アニメ音楽丸かじり(69)
『セイクリッドセブン』サントラは中島愛の挿入歌に注目!
和田 穣
10月5日にリリースされた『六神合体ゴッドマーズ』の30周年記念BD-BOXが凄い。本編映像をBD3枚に押し込んだ思い切りのよさもさることながら、音楽CDが6枚、特典CDが1枚付属するという太っ腹仕様。しかもすべてBlu-spec CDで高音質化が図られている。CD-BOXとして考えても魅力的な商品なのだ。
各CDの内容は、TVシリーズのサントラ「六神合体ゴッドマーズBGM集」「六神合体ゴッドマーズBGM集vol.2」、劇場作からは「映画 六神合体ゴッドマーズ BGM集」、ボーカル集の「ベスト・オブ・六神合体ゴッドマーズ」、イメージアルバム「メモリー・オブ・ゴッドマーズ 若草恵の世界」、そしてアウトテイクを集めた「未収録BGMコレクション4 六神合体ゴッドマーズ」の6枚だ。

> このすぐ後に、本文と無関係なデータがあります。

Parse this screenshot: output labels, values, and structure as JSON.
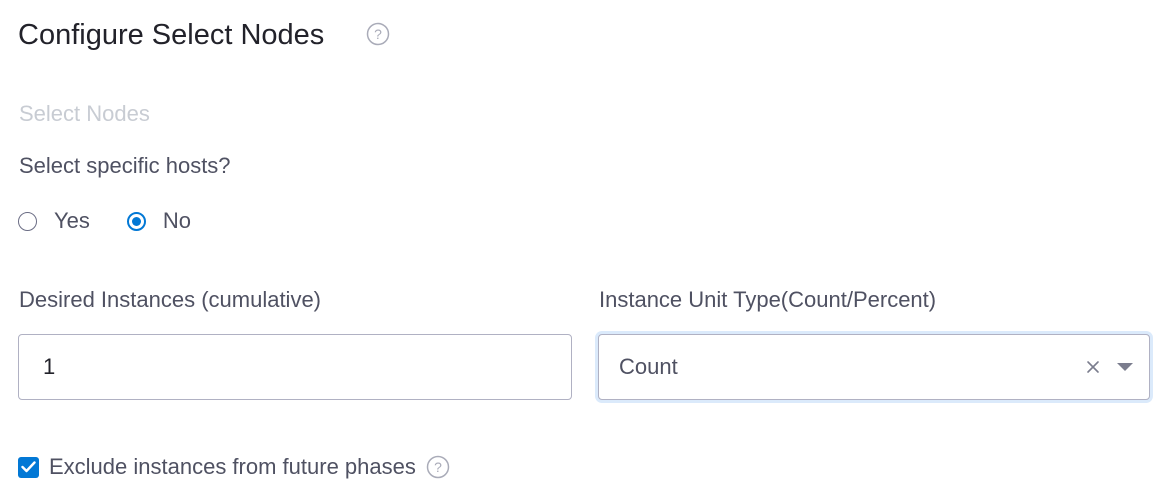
{
  "header": {
    "title": "Configure Select Nodes",
    "help_icon": "question-circle-icon"
  },
  "section": {
    "label": "Select Nodes"
  },
  "hosts": {
    "question": "Select specific hosts?",
    "options": [
      {
        "label": "Yes",
        "checked": false
      },
      {
        "label": "No",
        "checked": true
      }
    ]
  },
  "desired_instances": {
    "label": "Desired Instances (cumulative)",
    "value": "1"
  },
  "unit_type": {
    "label": "Instance Unit Type(Count/Percent)",
    "selected": "Count",
    "clear_icon": "close-icon",
    "caret_icon": "caret-down-icon"
  },
  "exclude": {
    "label": "Exclude instances from future phases",
    "checked": true,
    "help_icon": "question-circle-icon"
  },
  "colors": {
    "accent": "#0278d5",
    "text": "#4f5162",
    "title": "#22222a",
    "muted": "#c8ccd3",
    "border": "#b0b1c3",
    "focus_ring": "#dbeafb"
  }
}
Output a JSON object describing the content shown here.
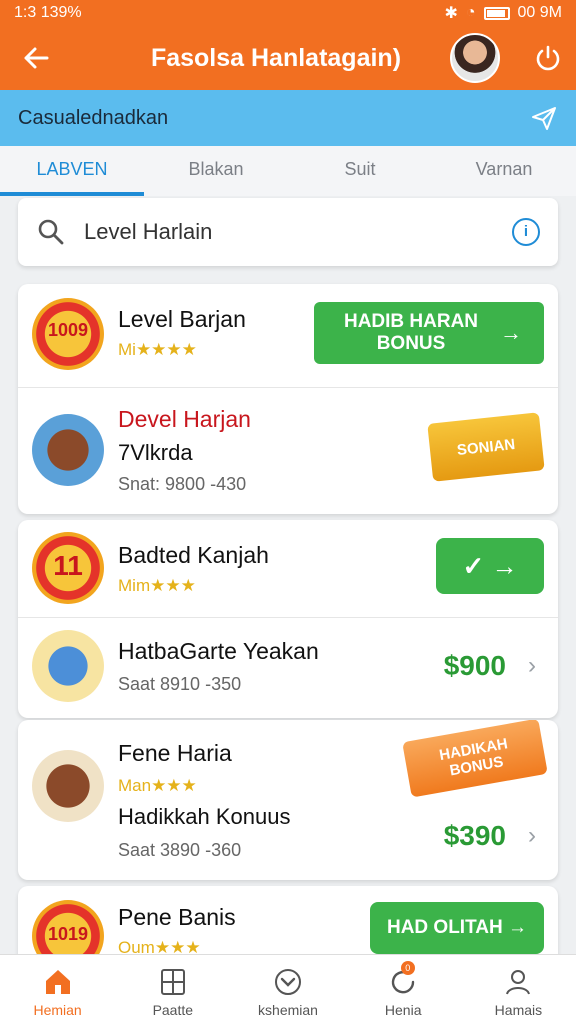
{
  "status_bar": {
    "time": "1:3 139% ",
    "right_text": "00 9M"
  },
  "header": {
    "title": "Fasolsa Hanlatagain)"
  },
  "banner": {
    "text": "Casualednadkan"
  },
  "tabs": [
    {
      "label": "LABVEN",
      "active": true
    },
    {
      "label": "Blakan"
    },
    {
      "label": "Suit"
    },
    {
      "label": "Varnan"
    }
  ],
  "search": {
    "value": "Level Harlain",
    "info_glyph": "i"
  },
  "cards": [
    {
      "rows": [
        {
          "title": "Level Barjan",
          "stars": "Mi★★★★",
          "button": "HADIB HARAN BONUS",
          "badge": "1009"
        },
        {
          "title": "Devel Harjan",
          "line2": "7Vlkrda",
          "meta": "Snat: 9800 -430",
          "ribbon": "SONIAN"
        }
      ]
    },
    {
      "rows": [
        {
          "title": "Badted Kanjah",
          "stars": "Mim★★★",
          "badge": "11",
          "button_symbol": "✓ →"
        },
        {
          "title": "HatbaGarte Yeakan",
          "meta": "Saat 8910 -350",
          "price": "$900"
        }
      ]
    },
    {
      "rows": [
        {
          "title": "Fene Haria",
          "stars": "Man★★★",
          "line2": "Hadikkah Konuus",
          "meta": "Saat 3890 -360",
          "price": "$390",
          "ribbon": "HADIKAH BONUS"
        }
      ]
    },
    {
      "rows": [
        {
          "title": "Pene Banis",
          "stars": "Oum★★★",
          "badge": "1019",
          "button": "HAD OLITAH →"
        }
      ]
    }
  ],
  "chevron": "›",
  "nav": [
    {
      "label": "Hemian",
      "icon": "home-icon",
      "active": true
    },
    {
      "label": "Paatte",
      "icon": "cards-icon"
    },
    {
      "label": "kshemian",
      "icon": "chevron-circle-icon"
    },
    {
      "label": "Henia",
      "icon": "refresh-icon",
      "badge": "0"
    },
    {
      "label": "Hamais",
      "icon": "profile-icon"
    }
  ]
}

これらの『ゴッドマーズ』関連音源は1993年にCD化されているのだが、現在はいずれも新品を入手するのは難しい状況だ。まとまったかたちで発売されるのは嬉しいところ。
ひととおり全ディスクを聴いてみたのだが、音質がずいぶん鮮明になっていて驚いた。放映当時はハイテクなSFテイストを意識したであろう、デジタルシンセやフュージョンを取り入れたサウンドは、いま聴くと逆に生演奏の持つ荒々しさとパワーを感じさせる。「クラッシャー隊のテーマ」「ガイヤーロボット」などは、これぞTV劇伴フュージョンの定番! とでも言いたくなるような爽快なサウンドだ。
特典CDについても触れておこう。BGM担当の若草恵がこのBOXのために書き下ろした新曲2曲と、今となっては貴重な「六神合体ゴッドマーズ17歳の伝説 ゴッドマーズ・スペシャルカセット」の音源、「ラポートデラックス7 六神合体ゴッドマーズ大辞典」の音源を収録。さらに主題歌・挿入歌のカラオケを計10トラック収録している。
サンライズ制作のオリジナルTVアニメ『セイクリッドセブン』のサントラが10月5日にリリースされた。全38曲で72分とたっぷり内容が詰まった1枚だ。FictionJunctionによるオープニング主題歌「stone cold」、南里侑香が歌ったエンディング主題歌「輝跡 -kiseki-」はTVサイズで収録(第7話から第11話までは、OP曲とED曲を入れ替える試みも行われた)。
ヒロインの藍羽ルリ役に中島愛が起用されたことで、歌を望むファンも多かったと思うが、第8話では挿入歌「恋」、最終話ではエンディング曲「つながるまで」が流れて期待に応えた。もちろんこの2曲は本盤にフルサイズで収録されている。特に「恋」は、多くの視聴者をニヤニヤさせた第8話でのアルマとルリの鎌倉デートを、切なくも可愛らしく盛り上げた楽曲。『マクロスF』でデビューした頃に比べると、演技・歌唱ともに格段の成長を遂げた中島愛の魅力を堪能できる。
劇伴については、全般的に多くの楽曲で木管、金管、弦楽器がたっぷりと使われており、ゴージャスな内容。そしてロック色やテクノ色は控え目に、あくまで上品にまとめられている。4曲目「藍羽学園」におけるハイドン風の典雅なクラシックは、本作の雰囲気を特徴づけている。
23曲目「悪石出現」、27曲目「悪石との戦い」といった戦闘シーン用の音楽では、弦楽器のいわゆる「刻み」に乗せて、金管楽器のスタッカートで緊迫感を出している。往年の怪獣映画にも通じる古典的な作風を、現代の鮮明なサウンドで表現していて興味深い。